I'm trying to put it into practice. Here's the situation:
I have ~20,000 users, each reporting an average of 600 characteristics out of a possible 3,000 characteristics. The objective of this system is to count users who correspond to various collections of characteristics, in the general form:
count all users who reported characteristics a, b &c
I've created a two-column databse that looks like this:
characteristic_id (int), user_id(int)
with no indexes to start, as a baseline. So, for the average user, there are 600 rows, that makes 12-million rows in total.
Following your suggestions, I connected by telnet to execute a few queries.
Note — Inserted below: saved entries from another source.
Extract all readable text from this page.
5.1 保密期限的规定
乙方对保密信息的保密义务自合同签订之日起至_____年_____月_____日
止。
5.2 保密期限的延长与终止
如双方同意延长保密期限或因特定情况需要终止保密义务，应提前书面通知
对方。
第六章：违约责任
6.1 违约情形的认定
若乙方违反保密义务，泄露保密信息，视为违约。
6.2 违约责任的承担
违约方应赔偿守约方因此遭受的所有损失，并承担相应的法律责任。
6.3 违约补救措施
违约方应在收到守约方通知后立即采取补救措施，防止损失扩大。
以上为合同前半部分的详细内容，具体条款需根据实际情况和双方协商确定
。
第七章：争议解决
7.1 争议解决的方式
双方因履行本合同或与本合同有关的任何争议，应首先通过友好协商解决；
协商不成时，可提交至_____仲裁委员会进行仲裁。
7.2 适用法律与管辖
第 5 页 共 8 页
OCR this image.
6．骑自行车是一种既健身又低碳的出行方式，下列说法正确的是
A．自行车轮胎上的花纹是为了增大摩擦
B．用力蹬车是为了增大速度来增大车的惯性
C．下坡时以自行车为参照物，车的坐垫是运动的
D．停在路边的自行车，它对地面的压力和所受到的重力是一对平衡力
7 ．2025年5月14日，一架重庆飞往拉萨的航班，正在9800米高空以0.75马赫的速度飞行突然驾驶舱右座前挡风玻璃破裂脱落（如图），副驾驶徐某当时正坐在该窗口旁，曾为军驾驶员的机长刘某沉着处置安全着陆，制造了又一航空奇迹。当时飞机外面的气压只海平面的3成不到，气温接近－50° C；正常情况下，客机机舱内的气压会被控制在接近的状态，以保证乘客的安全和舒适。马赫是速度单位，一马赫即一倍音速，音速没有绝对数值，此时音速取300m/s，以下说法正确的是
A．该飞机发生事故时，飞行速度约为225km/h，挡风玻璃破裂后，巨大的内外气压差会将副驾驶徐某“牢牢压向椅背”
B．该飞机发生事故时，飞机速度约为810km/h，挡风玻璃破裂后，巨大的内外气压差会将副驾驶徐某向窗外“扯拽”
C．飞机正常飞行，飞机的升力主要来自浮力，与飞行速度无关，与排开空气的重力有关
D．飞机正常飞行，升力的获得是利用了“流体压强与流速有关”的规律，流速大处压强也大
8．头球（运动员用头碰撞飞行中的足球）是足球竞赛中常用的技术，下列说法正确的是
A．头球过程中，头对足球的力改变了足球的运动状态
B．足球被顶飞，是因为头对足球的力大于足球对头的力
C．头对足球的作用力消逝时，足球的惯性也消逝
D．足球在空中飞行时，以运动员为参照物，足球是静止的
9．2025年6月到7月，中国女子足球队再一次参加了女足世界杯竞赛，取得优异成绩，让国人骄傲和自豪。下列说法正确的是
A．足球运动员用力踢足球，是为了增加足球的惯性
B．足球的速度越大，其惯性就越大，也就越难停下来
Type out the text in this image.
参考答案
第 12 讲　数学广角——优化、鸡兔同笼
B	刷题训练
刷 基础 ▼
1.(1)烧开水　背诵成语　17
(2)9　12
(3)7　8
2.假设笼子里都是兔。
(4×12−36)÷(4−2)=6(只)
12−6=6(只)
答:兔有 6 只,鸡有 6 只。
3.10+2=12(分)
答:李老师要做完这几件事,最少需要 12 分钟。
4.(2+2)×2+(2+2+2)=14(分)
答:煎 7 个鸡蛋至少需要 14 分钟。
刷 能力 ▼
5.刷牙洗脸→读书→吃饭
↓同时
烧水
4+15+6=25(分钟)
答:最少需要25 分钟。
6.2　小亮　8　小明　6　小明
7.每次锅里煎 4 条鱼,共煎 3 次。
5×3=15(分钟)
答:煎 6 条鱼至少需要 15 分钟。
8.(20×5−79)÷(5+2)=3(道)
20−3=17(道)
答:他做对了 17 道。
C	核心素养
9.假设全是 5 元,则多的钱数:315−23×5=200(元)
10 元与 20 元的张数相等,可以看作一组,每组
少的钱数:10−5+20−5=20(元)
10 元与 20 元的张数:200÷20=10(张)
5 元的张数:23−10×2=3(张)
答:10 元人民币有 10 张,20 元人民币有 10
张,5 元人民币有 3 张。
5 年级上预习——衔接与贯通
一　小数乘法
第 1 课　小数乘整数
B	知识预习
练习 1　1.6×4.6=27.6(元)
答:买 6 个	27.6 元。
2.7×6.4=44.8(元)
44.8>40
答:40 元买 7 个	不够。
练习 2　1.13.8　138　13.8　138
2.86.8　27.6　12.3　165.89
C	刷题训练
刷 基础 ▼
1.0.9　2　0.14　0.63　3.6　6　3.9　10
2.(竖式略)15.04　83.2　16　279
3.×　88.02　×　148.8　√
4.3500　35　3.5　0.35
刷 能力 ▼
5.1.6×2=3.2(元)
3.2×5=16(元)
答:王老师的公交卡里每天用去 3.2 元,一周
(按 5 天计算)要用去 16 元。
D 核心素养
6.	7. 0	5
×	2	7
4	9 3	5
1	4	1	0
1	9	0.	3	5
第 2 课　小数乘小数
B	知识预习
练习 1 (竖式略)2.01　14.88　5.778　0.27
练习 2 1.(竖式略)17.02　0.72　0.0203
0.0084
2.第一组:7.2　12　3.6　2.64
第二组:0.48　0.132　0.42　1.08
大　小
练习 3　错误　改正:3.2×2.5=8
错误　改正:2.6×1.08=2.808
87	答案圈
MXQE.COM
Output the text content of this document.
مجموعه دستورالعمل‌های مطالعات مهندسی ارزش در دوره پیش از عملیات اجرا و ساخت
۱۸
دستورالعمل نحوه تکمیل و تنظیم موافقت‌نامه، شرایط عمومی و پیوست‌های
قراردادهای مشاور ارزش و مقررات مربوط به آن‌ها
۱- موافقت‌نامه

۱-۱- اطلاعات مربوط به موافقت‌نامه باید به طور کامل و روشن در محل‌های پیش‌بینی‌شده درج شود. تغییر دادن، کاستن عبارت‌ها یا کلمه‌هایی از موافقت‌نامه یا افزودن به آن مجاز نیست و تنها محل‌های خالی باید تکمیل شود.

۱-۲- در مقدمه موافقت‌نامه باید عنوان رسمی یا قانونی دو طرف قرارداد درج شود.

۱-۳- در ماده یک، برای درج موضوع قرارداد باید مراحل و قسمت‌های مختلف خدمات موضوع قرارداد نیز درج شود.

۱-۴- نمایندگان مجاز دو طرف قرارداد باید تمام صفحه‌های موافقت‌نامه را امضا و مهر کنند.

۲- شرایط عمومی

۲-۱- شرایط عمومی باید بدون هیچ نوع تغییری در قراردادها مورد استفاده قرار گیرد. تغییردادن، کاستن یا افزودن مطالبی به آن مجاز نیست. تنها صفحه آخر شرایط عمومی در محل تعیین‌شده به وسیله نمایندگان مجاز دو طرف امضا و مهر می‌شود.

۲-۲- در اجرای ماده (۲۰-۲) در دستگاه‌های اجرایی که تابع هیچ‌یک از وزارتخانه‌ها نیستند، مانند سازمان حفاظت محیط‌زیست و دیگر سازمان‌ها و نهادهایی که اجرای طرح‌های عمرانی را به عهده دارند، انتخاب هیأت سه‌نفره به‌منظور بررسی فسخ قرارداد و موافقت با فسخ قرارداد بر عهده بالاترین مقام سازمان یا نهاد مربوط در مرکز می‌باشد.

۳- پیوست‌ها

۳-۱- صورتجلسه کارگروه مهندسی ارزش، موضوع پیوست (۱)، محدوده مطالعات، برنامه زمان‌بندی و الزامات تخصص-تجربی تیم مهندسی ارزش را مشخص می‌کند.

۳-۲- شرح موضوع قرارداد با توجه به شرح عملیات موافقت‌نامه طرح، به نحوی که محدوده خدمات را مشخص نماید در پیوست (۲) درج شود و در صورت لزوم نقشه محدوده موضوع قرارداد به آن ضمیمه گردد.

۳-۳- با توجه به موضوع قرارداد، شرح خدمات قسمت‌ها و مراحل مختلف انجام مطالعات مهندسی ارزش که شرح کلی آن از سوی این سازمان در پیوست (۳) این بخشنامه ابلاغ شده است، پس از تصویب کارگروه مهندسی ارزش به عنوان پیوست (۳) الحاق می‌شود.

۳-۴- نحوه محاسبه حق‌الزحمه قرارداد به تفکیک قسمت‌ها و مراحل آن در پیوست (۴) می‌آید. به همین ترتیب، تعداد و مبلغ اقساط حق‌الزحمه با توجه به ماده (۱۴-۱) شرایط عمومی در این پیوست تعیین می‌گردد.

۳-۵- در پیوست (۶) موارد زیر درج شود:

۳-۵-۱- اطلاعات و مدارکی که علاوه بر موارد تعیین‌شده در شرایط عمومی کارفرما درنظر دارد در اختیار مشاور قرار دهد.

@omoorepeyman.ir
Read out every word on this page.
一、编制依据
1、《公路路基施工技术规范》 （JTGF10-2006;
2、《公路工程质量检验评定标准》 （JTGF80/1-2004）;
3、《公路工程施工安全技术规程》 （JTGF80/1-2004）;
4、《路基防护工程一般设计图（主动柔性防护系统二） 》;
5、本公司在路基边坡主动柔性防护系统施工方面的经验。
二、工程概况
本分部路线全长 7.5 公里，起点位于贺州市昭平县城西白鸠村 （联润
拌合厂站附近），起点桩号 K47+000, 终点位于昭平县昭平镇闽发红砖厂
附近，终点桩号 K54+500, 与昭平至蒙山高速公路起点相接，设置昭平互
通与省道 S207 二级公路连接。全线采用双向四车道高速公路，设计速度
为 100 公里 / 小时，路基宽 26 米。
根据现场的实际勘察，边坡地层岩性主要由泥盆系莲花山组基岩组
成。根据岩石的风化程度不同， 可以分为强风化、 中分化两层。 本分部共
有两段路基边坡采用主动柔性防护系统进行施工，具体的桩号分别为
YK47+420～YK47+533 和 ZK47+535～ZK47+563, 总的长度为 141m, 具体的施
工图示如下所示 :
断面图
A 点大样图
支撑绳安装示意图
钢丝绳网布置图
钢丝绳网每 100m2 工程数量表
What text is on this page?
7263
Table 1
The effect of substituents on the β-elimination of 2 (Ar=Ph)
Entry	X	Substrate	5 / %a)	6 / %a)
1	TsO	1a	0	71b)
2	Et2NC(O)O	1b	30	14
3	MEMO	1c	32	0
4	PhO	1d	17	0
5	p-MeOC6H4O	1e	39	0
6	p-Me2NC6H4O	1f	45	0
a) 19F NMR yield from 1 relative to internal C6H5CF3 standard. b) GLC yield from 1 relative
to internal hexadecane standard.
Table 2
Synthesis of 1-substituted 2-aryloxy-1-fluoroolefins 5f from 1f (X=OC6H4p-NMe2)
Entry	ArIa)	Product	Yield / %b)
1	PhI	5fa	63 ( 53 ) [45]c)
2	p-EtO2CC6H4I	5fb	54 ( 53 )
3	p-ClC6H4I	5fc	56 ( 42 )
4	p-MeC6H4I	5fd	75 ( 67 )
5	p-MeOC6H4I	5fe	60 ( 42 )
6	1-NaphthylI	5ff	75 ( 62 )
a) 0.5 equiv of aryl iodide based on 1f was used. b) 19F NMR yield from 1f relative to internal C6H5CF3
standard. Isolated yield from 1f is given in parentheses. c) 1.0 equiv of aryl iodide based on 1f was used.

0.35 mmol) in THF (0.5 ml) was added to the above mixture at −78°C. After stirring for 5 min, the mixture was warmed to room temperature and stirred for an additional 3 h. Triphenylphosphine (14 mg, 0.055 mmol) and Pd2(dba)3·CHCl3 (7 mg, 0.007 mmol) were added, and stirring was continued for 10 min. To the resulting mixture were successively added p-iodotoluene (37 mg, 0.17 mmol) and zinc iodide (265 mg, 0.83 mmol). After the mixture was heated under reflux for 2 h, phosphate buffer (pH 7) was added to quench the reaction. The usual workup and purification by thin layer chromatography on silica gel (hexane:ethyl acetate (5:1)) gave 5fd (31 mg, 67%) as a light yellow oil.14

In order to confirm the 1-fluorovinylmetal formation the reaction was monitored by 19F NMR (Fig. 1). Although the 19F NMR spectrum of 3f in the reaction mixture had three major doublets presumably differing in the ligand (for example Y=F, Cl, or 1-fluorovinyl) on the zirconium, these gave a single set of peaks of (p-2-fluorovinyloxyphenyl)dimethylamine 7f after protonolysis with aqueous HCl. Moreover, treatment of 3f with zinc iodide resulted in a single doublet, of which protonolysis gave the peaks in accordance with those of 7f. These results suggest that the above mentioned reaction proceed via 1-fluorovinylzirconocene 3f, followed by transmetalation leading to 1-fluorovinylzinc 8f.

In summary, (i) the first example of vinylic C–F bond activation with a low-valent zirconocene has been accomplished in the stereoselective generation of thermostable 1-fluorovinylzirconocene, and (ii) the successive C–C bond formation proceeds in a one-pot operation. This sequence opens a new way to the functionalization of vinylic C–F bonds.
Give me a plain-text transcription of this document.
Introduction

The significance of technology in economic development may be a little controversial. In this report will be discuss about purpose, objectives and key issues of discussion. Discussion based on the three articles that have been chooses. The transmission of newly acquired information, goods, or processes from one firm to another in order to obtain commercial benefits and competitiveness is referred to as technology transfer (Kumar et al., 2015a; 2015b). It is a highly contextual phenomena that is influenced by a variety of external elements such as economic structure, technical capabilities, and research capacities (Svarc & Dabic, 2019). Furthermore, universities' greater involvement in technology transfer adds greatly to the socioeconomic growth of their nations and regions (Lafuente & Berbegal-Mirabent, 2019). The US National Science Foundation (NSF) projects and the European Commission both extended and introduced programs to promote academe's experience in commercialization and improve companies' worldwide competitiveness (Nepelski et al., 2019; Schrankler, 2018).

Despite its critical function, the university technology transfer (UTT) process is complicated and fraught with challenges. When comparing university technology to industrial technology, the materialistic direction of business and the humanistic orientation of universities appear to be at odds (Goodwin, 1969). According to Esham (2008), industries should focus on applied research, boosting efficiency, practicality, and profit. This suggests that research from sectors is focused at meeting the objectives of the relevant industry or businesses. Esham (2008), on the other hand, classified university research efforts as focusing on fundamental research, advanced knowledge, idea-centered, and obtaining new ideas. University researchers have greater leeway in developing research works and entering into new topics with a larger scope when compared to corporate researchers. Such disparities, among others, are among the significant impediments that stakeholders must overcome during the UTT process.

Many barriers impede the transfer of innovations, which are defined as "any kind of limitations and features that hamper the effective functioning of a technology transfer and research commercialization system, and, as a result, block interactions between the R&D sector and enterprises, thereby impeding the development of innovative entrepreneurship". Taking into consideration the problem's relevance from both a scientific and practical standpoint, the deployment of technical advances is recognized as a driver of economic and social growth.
select count(*) from theTable
select count(*) from theTable where characteristic_id = 123
At this point I'm thinking this is really great. But then
select count(*) from theTable where user_id = 456
And then applying VSarkiss' excellent style:
select count(*) from theTable A inner join theTable B on A.user_id = B.user_id where A.characteristic_id = 123 and B.characteristic_id = 124
So - in effect, nothing to do with Perl.
But a new problem. It takes several dozen such queries to compile the report data I need. Clearly 3-minutes per query is unacceptable.
Personally, I'm amazed by the magnitude of the increase in response time.
Sooooooo - dare I hope to see a two-orders-of-magnitude decrease in response time by adding indexes? Or do you think my database design is fubar?